ARTIKELKisah

Hasan Al-Bashri

Hasan Al-Bashri

“Bagaimana bisa suatu kaum tersesat, padahal di tengah-tengah mereka ada orang semisal Hasan al-Bashri.”

 

telah datang kabar gembira kepada istri Rasulullah Sholallahu ‘alaihi wasalam Ummu Salamah, bahwa budaknya yang bernama Khairah telah melahirkan seorang bayi laki-laki.

                Ummul Mukminin hanyut dalam kegembiraan dan wajahnya tampak ceria dan berseri-seri. Dia mengutus seorang anak untuk membawa ibu dan bayinya ke rumah, selama masa-masa pemulihan pasca melahirkan. Khairah adalah budak yang paling beliau sayangi.
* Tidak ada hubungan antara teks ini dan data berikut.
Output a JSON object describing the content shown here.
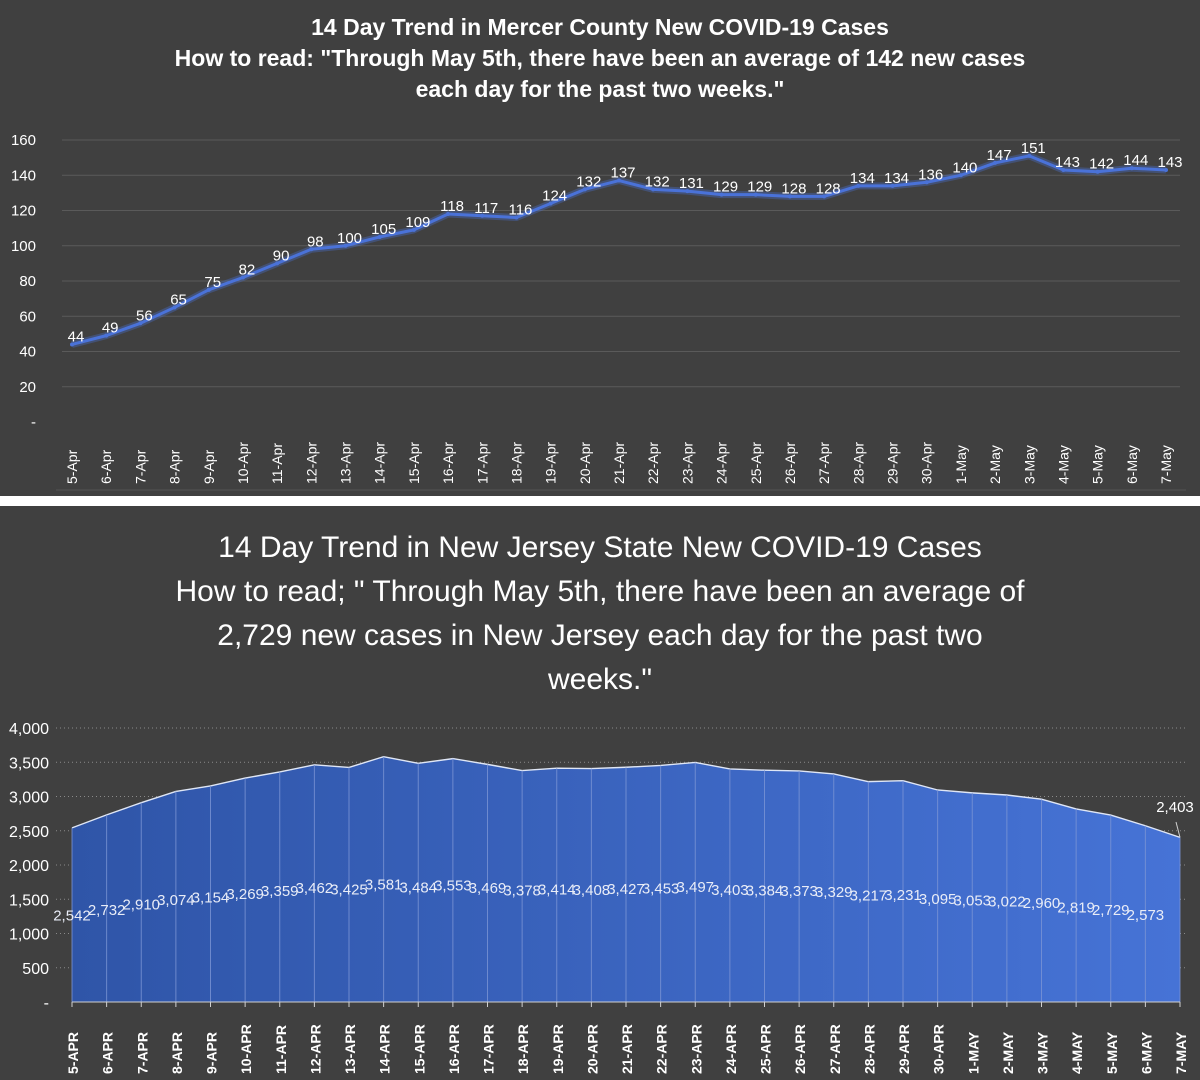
{
  "chart_data": [
    {
      "type": "line",
      "title": "14 Day Trend in Mercer County New COVID-19 Cases",
      "subtitle_lines": [
        "How to read: \"Through May 5th, there have been an average of 142 new cases",
        "each day for the past two weeks.\""
      ],
      "categories": [
        "5-Apr",
        "6-Apr",
        "7-Apr",
        "8-Apr",
        "9-Apr",
        "10-Apr",
        "11-Apr",
        "12-Apr",
        "13-Apr",
        "14-Apr",
        "15-Apr",
        "16-Apr",
        "17-Apr",
        "18-Apr",
        "19-Apr",
        "20-Apr",
        "21-Apr",
        "22-Apr",
        "23-Apr",
        "24-Apr",
        "25-Apr",
        "26-Apr",
        "27-Apr",
        "28-Apr",
        "29-Apr",
        "30-Apr",
        "1-May",
        "2-May",
        "3-May",
        "4-May",
        "5-May",
        "6-May",
        "7-May"
      ],
      "values": [
        44,
        49,
        56,
        65,
        75,
        82,
        90,
        98,
        100,
        105,
        109,
        118,
        117,
        116,
        124,
        132,
        137,
        132,
        131,
        129,
        129,
        128,
        128,
        134,
        134,
        136,
        140,
        147,
        151,
        143,
        142,
        144,
        143
      ],
      "y_ticks": [
        "-",
        "20",
        "40",
        "60",
        "80",
        "100",
        "120",
        "140",
        "160"
      ],
      "ylim": [
        0,
        160
      ],
      "grid": true,
      "line_color": "#4a72d8"
    },
    {
      "type": "area",
      "title_lines": [
        "14 Day Trend in New Jersey State New COVID-19 Cases",
        "How to read; \" Through May 5th, there have been an average of",
        "2,729 new cases in New Jersey each day for the past two",
        "weeks.\""
      ],
      "categories": [
        "5-APR",
        "6-APR",
        "7-APR",
        "8-APR",
        "9-APR",
        "10-APR",
        "11-APR",
        "12-APR",
        "13-APR",
        "14-APR",
        "15-APR",
        "16-APR",
        "17-APR",
        "18-APR",
        "19-APR",
        "20-APR",
        "21-APR",
        "22-APR",
        "23-APR",
        "24-APR",
        "25-APR",
        "26-APR",
        "27-APR",
        "28-APR",
        "29-APR",
        "30-APR",
        "1-MAY",
        "2-MAY",
        "3-MAY",
        "4-MAY",
        "5-MAY",
        "6-MAY",
        "7-MAY"
      ],
      "values": [
        2542,
        2732,
        2910,
        3074,
        3154,
        3269,
        3359,
        3462,
        3425,
        3581,
        3484,
        3553,
        3469,
        3378,
        3414,
        3408,
        3427,
        3453,
        3497,
        3403,
        3384,
        3373,
        3329,
        3217,
        3231,
        3095,
        3053,
        3022,
        2960,
        2819,
        2729,
        2573,
        2403
      ],
      "labels": [
        "2,542",
        "2,732",
        "2,910",
        "3,074",
        "3,154",
        "3,269",
        "3,359",
        "3,462",
        "3,425",
        "3,581",
        "3,484",
        "3,553",
        "3,469",
        "3,378",
        "3,414",
        "3,408",
        "3,427",
        "3,453",
        "3,497",
        "3,403",
        "3,384",
        "3,373",
        "3,329",
        "3,217",
        "3,231",
        "3,095",
        "3,053",
        "3,022",
        "2,960",
        "2,819",
        "2,729",
        "2,573",
        "2,403"
      ],
      "y_ticks": [
        "-",
        "500",
        "1,000",
        "1,500",
        "2,000",
        "2,500",
        "3,000",
        "3,500",
        "4,000"
      ],
      "ylim": [
        0,
        4000
      ],
      "grid": true,
      "fill_color_left": "#2f55a8",
      "fill_color_right": "#4673d6"
    }
  ]
}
Beliau pun menantikan kelahiran bayi pertama dari budaknya itu.

                Tidak lama setelah itu, Khairah pun datang dengan bayi di gendongannya, ketika Ummu Salamah memandangnya, beliau langsung menyukai bayi itu karena wajahnya yang tampan dan cerah, manarik hati siapapun yang memandanginya.

                Ummu Salamah bertanya kepada budaknya, “Sudahkah engkau memberikan nama untuknya wahai Khairah?” Khairah menjawab, “Belum, aku ingin andalah yang memberikan nama untuknya sesukan Anda.”
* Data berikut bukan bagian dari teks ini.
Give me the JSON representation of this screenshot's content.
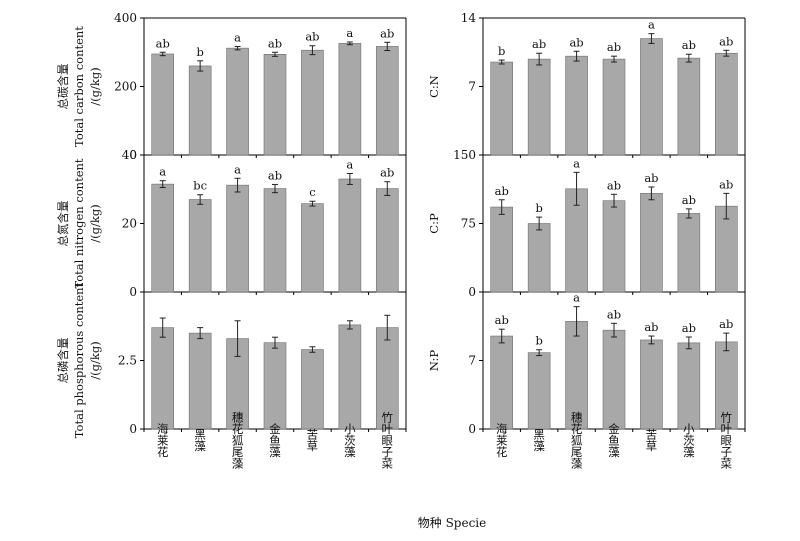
{
  "figure": {
    "xlabel": "物种 Specie",
    "categories": [
      "海莱花",
      "黑藻",
      "穗花狐尾藻",
      "金鱼藻",
      "苦草",
      "小茨藻",
      "竹叶眼子菜"
    ]
  },
  "chart_data": [
    {
      "type": "bar",
      "ylabel": [
        "总碳含量",
        "Total carbon content",
        "/(g/kg)"
      ],
      "ylim": [
        0,
        400
      ],
      "yticks": [
        0,
        200,
        400
      ],
      "values": [
        295,
        260,
        312,
        294,
        306,
        326,
        317
      ],
      "errors": [
        5,
        15,
        5,
        6,
        13,
        4,
        12
      ],
      "letters": [
        "ab",
        "b",
        "a",
        "ab",
        "ab",
        "a",
        "ab"
      ]
    },
    {
      "type": "bar",
      "ylabel": [
        "C:N"
      ],
      "ylim": [
        0,
        14
      ],
      "yticks": [
        7,
        14
      ],
      "values": [
        9.5,
        9.8,
        10.1,
        9.8,
        11.9,
        9.9,
        10.4
      ],
      "errors": [
        0.2,
        0.6,
        0.5,
        0.3,
        0.5,
        0.4,
        0.3
      ],
      "letters": [
        "b",
        "ab",
        "ab",
        "ab",
        "a",
        "ab",
        "ab"
      ]
    },
    {
      "type": "bar",
      "ylabel": [
        "总氮含量",
        "Total nitrogen content",
        "/(g/kg)"
      ],
      "ylim": [
        0,
        40
      ],
      "yticks": [
        0,
        20,
        40
      ],
      "values": [
        31.5,
        27.0,
        31.2,
        30.2,
        25.8,
        33.0,
        30.2
      ],
      "errors": [
        1.0,
        1.4,
        2.0,
        1.2,
        0.7,
        1.6,
        2.0
      ],
      "letters": [
        "a",
        "bc",
        "a",
        "ab",
        "c",
        "a",
        "ab"
      ]
    },
    {
      "type": "bar",
      "ylabel": [
        "C:P"
      ],
      "ylim": [
        0,
        150
      ],
      "yticks": [
        0,
        75,
        150
      ],
      "values": [
        93,
        75,
        113,
        100,
        108,
        86,
        94
      ],
      "errors": [
        8,
        7,
        18,
        7,
        7,
        5,
        14
      ],
      "letters": [
        "ab",
        "b",
        "a",
        "ab",
        "ab",
        "ab",
        "ab"
      ]
    },
    {
      "type": "bar",
      "ylabel": [
        "总磷含量",
        "Total phosphorous content",
        "/(g/kg)"
      ],
      "ylim": [
        0,
        5
      ],
      "yticks": [
        0,
        2.5
      ],
      "values": [
        3.7,
        3.5,
        3.3,
        3.15,
        2.9,
        3.8,
        3.7
      ],
      "errors": [
        0.35,
        0.2,
        0.65,
        0.2,
        0.1,
        0.15,
        0.45
      ],
      "letters": []
    },
    {
      "type": "bar",
      "ylabel": [
        "N:P"
      ],
      "ylim": [
        0,
        14
      ],
      "yticks": [
        0,
        7
      ],
      "values": [
        9.5,
        7.8,
        11.0,
        10.1,
        9.1,
        8.8,
        8.9
      ],
      "errors": [
        0.7,
        0.3,
        1.5,
        0.7,
        0.4,
        0.6,
        0.9
      ],
      "letters": [
        "ab",
        "b",
        "a",
        "ab",
        "ab",
        "ab",
        "ab"
      ]
    }
  ]
}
                Ummu Salamah berkata, “Kita akan memberikan nama yang akan di berkahi Allah yaitu Hasan.” Lalu beliau mengangkat tangannya untuk mendo’akan kebaikan bagi sang bayi.

                Kebahagiaan atas kelahiran Hasan itu tidak hanya di rasakan oleh keluarga Ummul Mukminin Ummu Salamah saja, namun juga dirasakan oleh seluruh rumah di Madinah, yaitu di rumah shahabat utama penulis wahyu Rasulullah Zaid bin Tsabit. Sebab ayah si bayi yaitu Yasaar, adalah budak Zaid bin Tsabit yang paling disayangi dan diutamakan di antara budak yang lain.
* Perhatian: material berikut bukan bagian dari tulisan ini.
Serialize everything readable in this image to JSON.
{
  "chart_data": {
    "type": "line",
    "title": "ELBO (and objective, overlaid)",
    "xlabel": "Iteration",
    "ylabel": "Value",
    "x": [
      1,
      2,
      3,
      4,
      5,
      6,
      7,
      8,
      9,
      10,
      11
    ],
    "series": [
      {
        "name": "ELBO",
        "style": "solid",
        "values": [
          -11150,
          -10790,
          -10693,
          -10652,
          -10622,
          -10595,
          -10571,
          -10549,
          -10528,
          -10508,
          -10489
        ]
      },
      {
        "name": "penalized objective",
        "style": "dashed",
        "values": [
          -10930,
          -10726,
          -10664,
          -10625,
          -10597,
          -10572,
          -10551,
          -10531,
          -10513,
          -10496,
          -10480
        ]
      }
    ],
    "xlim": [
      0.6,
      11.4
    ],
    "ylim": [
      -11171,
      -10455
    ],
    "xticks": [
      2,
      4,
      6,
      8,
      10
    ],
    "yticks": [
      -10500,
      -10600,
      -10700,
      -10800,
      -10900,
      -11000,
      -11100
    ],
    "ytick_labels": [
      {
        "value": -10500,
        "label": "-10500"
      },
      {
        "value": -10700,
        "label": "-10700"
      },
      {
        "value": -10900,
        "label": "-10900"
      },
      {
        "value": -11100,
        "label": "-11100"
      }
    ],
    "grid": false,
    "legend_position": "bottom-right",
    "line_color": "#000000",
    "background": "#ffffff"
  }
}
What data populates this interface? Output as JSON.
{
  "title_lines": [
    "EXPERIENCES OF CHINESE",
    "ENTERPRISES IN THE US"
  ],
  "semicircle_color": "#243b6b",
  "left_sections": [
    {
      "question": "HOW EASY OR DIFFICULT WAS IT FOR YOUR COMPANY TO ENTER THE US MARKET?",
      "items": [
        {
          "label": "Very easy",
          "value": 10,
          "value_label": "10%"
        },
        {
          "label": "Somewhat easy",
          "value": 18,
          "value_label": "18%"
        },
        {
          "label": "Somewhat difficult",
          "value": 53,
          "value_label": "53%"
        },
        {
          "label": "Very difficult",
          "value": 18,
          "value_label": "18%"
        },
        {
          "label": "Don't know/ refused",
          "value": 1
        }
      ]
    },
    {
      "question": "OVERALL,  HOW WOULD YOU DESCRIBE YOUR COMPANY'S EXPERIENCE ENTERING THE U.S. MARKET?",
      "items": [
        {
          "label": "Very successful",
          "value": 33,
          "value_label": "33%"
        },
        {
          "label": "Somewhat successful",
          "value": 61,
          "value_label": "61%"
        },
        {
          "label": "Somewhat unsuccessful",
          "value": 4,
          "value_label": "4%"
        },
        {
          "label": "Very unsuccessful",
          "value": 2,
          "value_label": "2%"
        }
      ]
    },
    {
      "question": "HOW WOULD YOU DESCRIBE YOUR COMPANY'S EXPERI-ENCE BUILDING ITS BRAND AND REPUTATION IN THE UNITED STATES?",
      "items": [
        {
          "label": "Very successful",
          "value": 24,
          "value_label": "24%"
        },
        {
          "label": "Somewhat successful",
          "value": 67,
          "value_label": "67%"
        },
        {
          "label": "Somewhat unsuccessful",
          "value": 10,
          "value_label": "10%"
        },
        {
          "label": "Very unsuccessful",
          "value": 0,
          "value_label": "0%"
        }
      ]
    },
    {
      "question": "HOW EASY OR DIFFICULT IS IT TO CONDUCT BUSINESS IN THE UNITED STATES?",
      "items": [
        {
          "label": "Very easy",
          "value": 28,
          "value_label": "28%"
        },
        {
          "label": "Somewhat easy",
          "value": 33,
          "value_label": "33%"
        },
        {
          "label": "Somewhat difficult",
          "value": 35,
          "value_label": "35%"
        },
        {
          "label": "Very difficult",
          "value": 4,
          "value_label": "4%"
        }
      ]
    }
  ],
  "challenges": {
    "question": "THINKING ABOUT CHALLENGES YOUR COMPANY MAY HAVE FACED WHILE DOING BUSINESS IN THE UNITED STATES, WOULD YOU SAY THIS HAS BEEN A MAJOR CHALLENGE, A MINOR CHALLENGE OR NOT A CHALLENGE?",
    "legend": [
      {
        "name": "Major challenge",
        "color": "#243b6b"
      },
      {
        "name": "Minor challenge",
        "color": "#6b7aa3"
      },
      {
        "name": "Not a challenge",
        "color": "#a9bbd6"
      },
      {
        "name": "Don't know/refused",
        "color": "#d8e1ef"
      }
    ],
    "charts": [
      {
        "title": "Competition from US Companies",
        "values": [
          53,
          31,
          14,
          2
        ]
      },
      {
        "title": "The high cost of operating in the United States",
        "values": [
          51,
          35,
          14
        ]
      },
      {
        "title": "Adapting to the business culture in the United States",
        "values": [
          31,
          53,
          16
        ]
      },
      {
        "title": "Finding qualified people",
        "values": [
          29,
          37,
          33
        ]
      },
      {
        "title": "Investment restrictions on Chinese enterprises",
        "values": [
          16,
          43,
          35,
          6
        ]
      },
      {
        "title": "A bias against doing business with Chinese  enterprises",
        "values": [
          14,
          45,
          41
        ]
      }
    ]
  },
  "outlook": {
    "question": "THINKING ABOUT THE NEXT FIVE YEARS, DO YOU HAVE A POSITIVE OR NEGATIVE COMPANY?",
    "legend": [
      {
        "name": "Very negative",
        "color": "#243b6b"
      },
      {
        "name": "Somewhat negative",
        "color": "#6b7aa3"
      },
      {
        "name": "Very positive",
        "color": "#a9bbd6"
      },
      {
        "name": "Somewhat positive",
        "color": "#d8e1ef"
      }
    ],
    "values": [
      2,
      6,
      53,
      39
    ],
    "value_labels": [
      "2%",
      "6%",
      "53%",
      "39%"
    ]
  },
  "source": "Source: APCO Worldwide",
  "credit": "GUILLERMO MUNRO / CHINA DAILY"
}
                Hasan binYasaar (yang pada akhirnya lebih dikenal dengan sebutan Hasan al-Bashri) tumbuh di salah satu rumah Nabi Sholallahu ‘alaihi wasalam besar di salah satu pangkuan istri beliau, yaitu Hindun binti Suhail yang lebih sering di panggil dengan Ummu Salamah Radhiyallahu ‘anha.

                Adapun Ummu Salamah –kalau pembaca belum tahu- adalah seorang wanita Arab yang paling sempurna akalnya, paling banyak keutamaan dan paling teguh pendiriannya. Beliau adalh istri Nabi Sholallahu ‘alaihi wasalam yang paling luas pengetahuannya dan paling banyak meriwayatkan hadits dari Rasulullah. Beliau meriwayatkan hadits dari Rasulullah. Beliau meriwayatkan hadits dari Rasulullah. Beliau meriwayatkan sebanyak 387 hadits, termasuk dari sedikit bilangan wanita di masa jahiliyah yang mampu baca-tulis.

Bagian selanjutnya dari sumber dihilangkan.